Имело ли вообще значение, отвез ли Абель Хейзел весной на ферму Тейлоров? Зачем кому-то лгать об этом? Это казалось не более чем очередным отвлекающим маневром. К этому моменту О’Брайен все равно был на грани полного исключения Тейлора из числа подозреваемых, отвергнув его как молчаливого, свирепого человека, не интересующегося ничем, кроме своей фермы, даже тем, что практически на его заднем дворе обнаружено тело его собственной племянницы.
Один вычеркнут, другой остался.
* * *
– Присаживайся, Фрэнк. Как поживаешь?
О’Брайен сидел за столом в своем кабинете, уставившись на неуклюжего деревенского парня, который причинил ему столько неприятностей за последние две недели. Но мог ли этот тупоголовый юнец – слишком юный даже для того, чтобы отрастить настоящие усы, – совершить убийство?
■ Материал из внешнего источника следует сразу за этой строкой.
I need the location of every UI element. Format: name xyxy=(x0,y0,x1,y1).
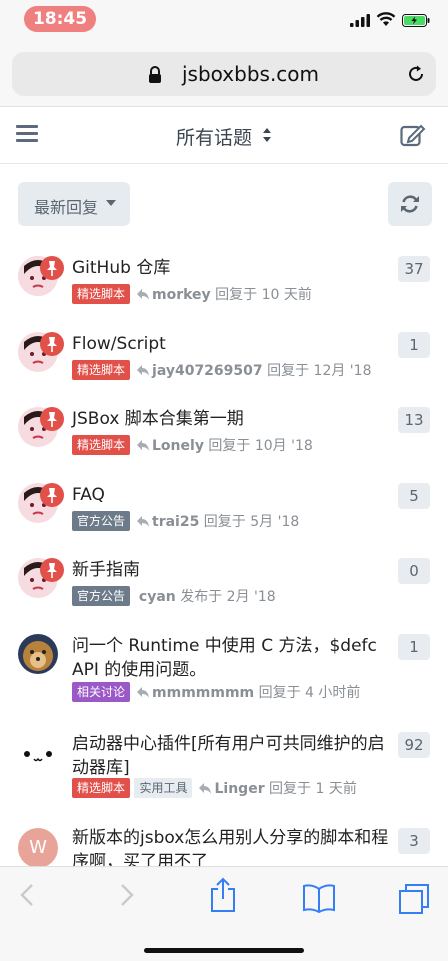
reply-count: 3 xyxy=(398,828,430,854)
topic-title[interactable]: GitHub 仓库 xyxy=(72,256,392,280)
tag-badge[interactable]: 实用工具 xyxy=(134,778,193,798)
reply-count: 92 xyxy=(398,732,430,758)
topic-meta: 精选脚本 Lonely 回复于 10月 '18 xyxy=(72,435,313,455)
username-link[interactable]: Lonely xyxy=(152,438,204,454)
avatar[interactable] xyxy=(18,732,58,772)
menu-icon[interactable] xyxy=(16,125,38,143)
topic-meta: 官方公告 cyan 发布于 2月 '18 xyxy=(72,586,276,606)
topic-row[interactable]: FAQ 官方公告 trai25 回复于 5月 '18 5 xyxy=(0,477,448,539)
tabs-icon[interactable] xyxy=(398,883,430,915)
topic-title[interactable]: JSBox 脚本合集第一期 xyxy=(72,407,392,431)
activity-text: 回复于 4 小时前 xyxy=(258,685,361,701)
sort-dropdown-label: 最新回复 xyxy=(34,198,99,217)
battery-charging-icon xyxy=(402,14,430,27)
reply-icon xyxy=(137,687,150,698)
refresh-icon xyxy=(401,195,419,213)
topic-title[interactable]: 启动器中心插件[所有用户可共同维护的启 动器库] xyxy=(72,732,392,780)
username-link[interactable]: jay407269507 xyxy=(152,363,263,379)
cellular-signal-icon xyxy=(350,14,370,27)
activity-text: 回复于 12月 '18 xyxy=(267,363,372,379)
forum-header: 所有话题 xyxy=(0,107,448,164)
reply-count: 37 xyxy=(398,256,430,282)
topic-title-line: 动器库] xyxy=(72,758,130,778)
pin-icon xyxy=(40,558,64,582)
bookmarks-icon[interactable] xyxy=(302,883,336,913)
category-badge[interactable]: 官方公告 xyxy=(72,586,131,606)
category-badge[interactable]: 相关讨论 xyxy=(72,682,131,702)
reply-icon xyxy=(199,783,212,794)
reply-count: 5 xyxy=(398,483,430,509)
topic-title-line: API 的使用问题。 xyxy=(72,660,207,680)
reply-count: 1 xyxy=(398,634,430,660)
sort-dropdown-button[interactable]: 最新回复 xyxy=(18,182,130,226)
topic-meta: 相关讨论 mmmmmmm 回复于 4 小时前 xyxy=(72,682,360,702)
activity-text: 发布于 2月 '18 xyxy=(180,589,276,605)
topic-row[interactable]: 新手指南 官方公告 cyan 发布于 2月 '18 0 xyxy=(0,552,448,614)
topic-row[interactable]: 启动器中心插件[所有用户可共同维护的启 动器库] 精选脚本 实用工具 Linger… xyxy=(0,726,448,802)
username-link[interactable]: cyan xyxy=(139,589,176,605)
category-badge[interactable]: 精选脚本 xyxy=(72,435,131,455)
avatar[interactable] xyxy=(18,634,58,674)
topic-title[interactable]: 新手指南 xyxy=(72,558,392,582)
topic-row[interactable]: Flow/Script 精选脚本 jay407269507 回复于 12月 '18… xyxy=(0,326,448,388)
pin-icon xyxy=(40,332,64,356)
share-icon[interactable] xyxy=(208,877,238,913)
pin-icon xyxy=(40,483,64,507)
topic-meta: 精选脚本 morkey 回复于 10 天前 xyxy=(72,284,312,304)
page-title[interactable]: 所有话题 xyxy=(176,123,252,150)
topic-title-line: 启动器中心插件[所有用户可共同维护的启 xyxy=(72,734,385,754)
reply-icon xyxy=(137,440,150,451)
wifi-icon xyxy=(376,12,396,26)
activity-text: 回复于 10月 '18 xyxy=(208,438,313,454)
topic-title[interactable]: FAQ xyxy=(72,483,392,507)
browser-address-area: jsboxbbs.com xyxy=(0,40,448,107)
username-link[interactable]: trai25 xyxy=(152,514,199,530)
pin-icon xyxy=(40,407,64,431)
reply-count: 1 xyxy=(398,332,430,358)
activity-text: 回复于 1 天前 xyxy=(269,781,357,797)
username-link[interactable]: morkey xyxy=(152,287,211,303)
topic-row[interactable]: JSBox 脚本合集第一期 精选脚本 Lonely 回复于 10月 '18 13 xyxy=(0,401,448,463)
reply-icon xyxy=(137,289,150,300)
username-link[interactable]: mmmmmmm xyxy=(152,685,254,701)
category-badge[interactable]: 精选脚本 xyxy=(72,778,131,798)
topic-meta: 官方公告 trai25 回复于 5月 '18 xyxy=(72,511,299,531)
lock-icon xyxy=(149,66,161,83)
reply-icon xyxy=(137,365,150,376)
topic-title[interactable]: Flow/Script xyxy=(72,332,392,356)
forward-icon[interactable] xyxy=(114,881,138,909)
chevron-down-icon xyxy=(106,200,116,206)
category-badge[interactable]: 精选脚本 xyxy=(72,284,131,304)
address-bar[interactable]: jsboxbbs.com xyxy=(12,52,436,96)
topic-row[interactable]: 问一个 Runtime 中使用 C 方法，$defc API 的使用问题。 相关… xyxy=(0,628,448,704)
activity-text: 回复于 10 天前 xyxy=(215,287,312,303)
pin-icon xyxy=(40,256,64,280)
back-icon[interactable] xyxy=(16,881,40,909)
activity-text: 回复于 5月 '18 xyxy=(203,514,300,530)
topic-meta: 精选脚本 实用工具 Linger 回复于 1 天前 xyxy=(72,778,357,798)
reply-count: 13 xyxy=(398,407,430,433)
topic-row[interactable]: GitHub 仓库 精选脚本 morkey 回复于 10 天前 37 xyxy=(0,250,448,312)
topic-title-line: 问一个 Runtime 中使用 C 方法，$defc xyxy=(72,636,377,656)
topic-title[interactable]: 问一个 Runtime 中使用 C 方法，$defc API 的使用问题。 xyxy=(72,634,392,682)
status-time: 18:45 xyxy=(32,9,88,29)
reload-icon[interactable] xyxy=(406,64,426,84)
status-bar: 18:45 xyxy=(0,0,448,40)
reply-icon xyxy=(137,516,150,527)
avatar-letter: W xyxy=(29,837,47,858)
category-badge[interactable]: 精选脚本 xyxy=(72,360,131,380)
url-text: jsboxbbs.com xyxy=(182,62,320,86)
topic-meta: 精选脚本 jay407269507 回复于 12月 '18 xyxy=(72,360,371,380)
topic-title-line: 新版本的jsbox怎么用别人分享的脚本和程 xyxy=(72,828,389,848)
username-link[interactable]: Linger xyxy=(214,781,264,797)
sort-caret-icon[interactable] xyxy=(262,127,272,143)
refresh-button[interactable] xyxy=(388,182,432,226)
browser-toolbar xyxy=(0,866,448,961)
category-badge[interactable]: 官方公告 xyxy=(72,511,131,531)
home-indicator xyxy=(144,948,304,953)
compose-icon[interactable] xyxy=(400,123,426,147)
avatar[interactable]: W xyxy=(18,828,58,868)
reply-count: 0 xyxy=(398,558,430,584)
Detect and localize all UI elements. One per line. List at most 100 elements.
О’Брайен вернул его к событиям вечера 7 июля и последующих дней, и парнишка дал полный отчет о своих передвижениях. Теперь О’Брайену казалось, что повторный допрос, которому Смита подвергли детективы, наконец-то свел его версию событий в более или менее последовательное повествование, которое не оставляло каких-либо шансов доказать его причастность к убийству.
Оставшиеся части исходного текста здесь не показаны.